Salah satunya di kawasan Gunung Gede, Desa Cepoko, Kecamatan Ngrayun. Sejak 1991, kawasan ini dihuni 59 kepala keluarga asal Dukuh Pucung, Desa Jrakah, Kecamatan Sambit, yang direlokasi akibat longsor.

“Dari sepuluh titik total 27,73 hektare, paling besar di Gunung Gede karena dulu ada relokasi korban longsor,” ujar Bupati Ponorogo, Sugiri Sancoko, dalam rapat pembahasan trayek batas areal di Aula Bapperida, Rabu, 24 September 2025.

Setelah keputusan ini, lanjut Kang Bupati, akan segera dilakukan pengukuran dan pemasangan patok batas.

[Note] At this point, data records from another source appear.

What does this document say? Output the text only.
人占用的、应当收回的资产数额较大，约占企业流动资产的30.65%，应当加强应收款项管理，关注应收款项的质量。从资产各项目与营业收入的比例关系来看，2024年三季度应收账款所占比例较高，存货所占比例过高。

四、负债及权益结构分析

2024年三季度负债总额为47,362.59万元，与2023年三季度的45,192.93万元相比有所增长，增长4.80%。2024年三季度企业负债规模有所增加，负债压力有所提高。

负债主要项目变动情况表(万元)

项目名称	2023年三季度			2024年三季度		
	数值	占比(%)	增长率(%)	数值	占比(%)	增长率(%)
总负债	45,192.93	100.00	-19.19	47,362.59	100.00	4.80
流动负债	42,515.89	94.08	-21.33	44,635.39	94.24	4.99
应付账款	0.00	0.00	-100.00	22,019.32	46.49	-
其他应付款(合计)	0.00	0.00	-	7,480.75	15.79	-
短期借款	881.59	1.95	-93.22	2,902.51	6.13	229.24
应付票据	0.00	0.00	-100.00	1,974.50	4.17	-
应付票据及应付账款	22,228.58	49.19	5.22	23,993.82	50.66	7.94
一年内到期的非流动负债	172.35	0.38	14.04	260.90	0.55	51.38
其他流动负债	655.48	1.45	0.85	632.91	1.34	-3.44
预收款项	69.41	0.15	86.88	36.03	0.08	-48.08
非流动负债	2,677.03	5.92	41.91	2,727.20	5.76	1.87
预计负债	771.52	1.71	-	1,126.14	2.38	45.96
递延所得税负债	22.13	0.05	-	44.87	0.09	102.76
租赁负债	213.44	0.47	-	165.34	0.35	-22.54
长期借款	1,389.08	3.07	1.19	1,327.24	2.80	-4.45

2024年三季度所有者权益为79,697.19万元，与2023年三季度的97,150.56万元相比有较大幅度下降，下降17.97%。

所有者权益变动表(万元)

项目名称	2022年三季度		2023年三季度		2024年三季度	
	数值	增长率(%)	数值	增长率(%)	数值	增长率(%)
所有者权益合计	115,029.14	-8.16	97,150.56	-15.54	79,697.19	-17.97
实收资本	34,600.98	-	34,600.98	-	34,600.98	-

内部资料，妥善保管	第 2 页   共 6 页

Data hasil pengukuran kemudian diserahkan ke Badan Pertanahan Nasional (BPN) untuk penerbitan sertifikat. 

“Akhir Oktober harus selesai diukur, lalu diserahkan ke BPN,” kata Kang Bupati Sugiri.

Ia pun lega, dengan legalitas tersebut, warga dipastikan memperoleh hak perdata atas tanah yang telah mereka tempati puluhan tahun. 

Ia optimis kepastian hukum ini akan menjadi titik awal bagi tumbuhnya ekonomi kawasan tersebut.

“Sebelumnya tanah sudah ditempati, tapi sertifikat belum ada. Sekarang jelas. Dengan kepastian hukum ini, ekonomi masyarakat akan tumbuh dahsyat,” ujarnya.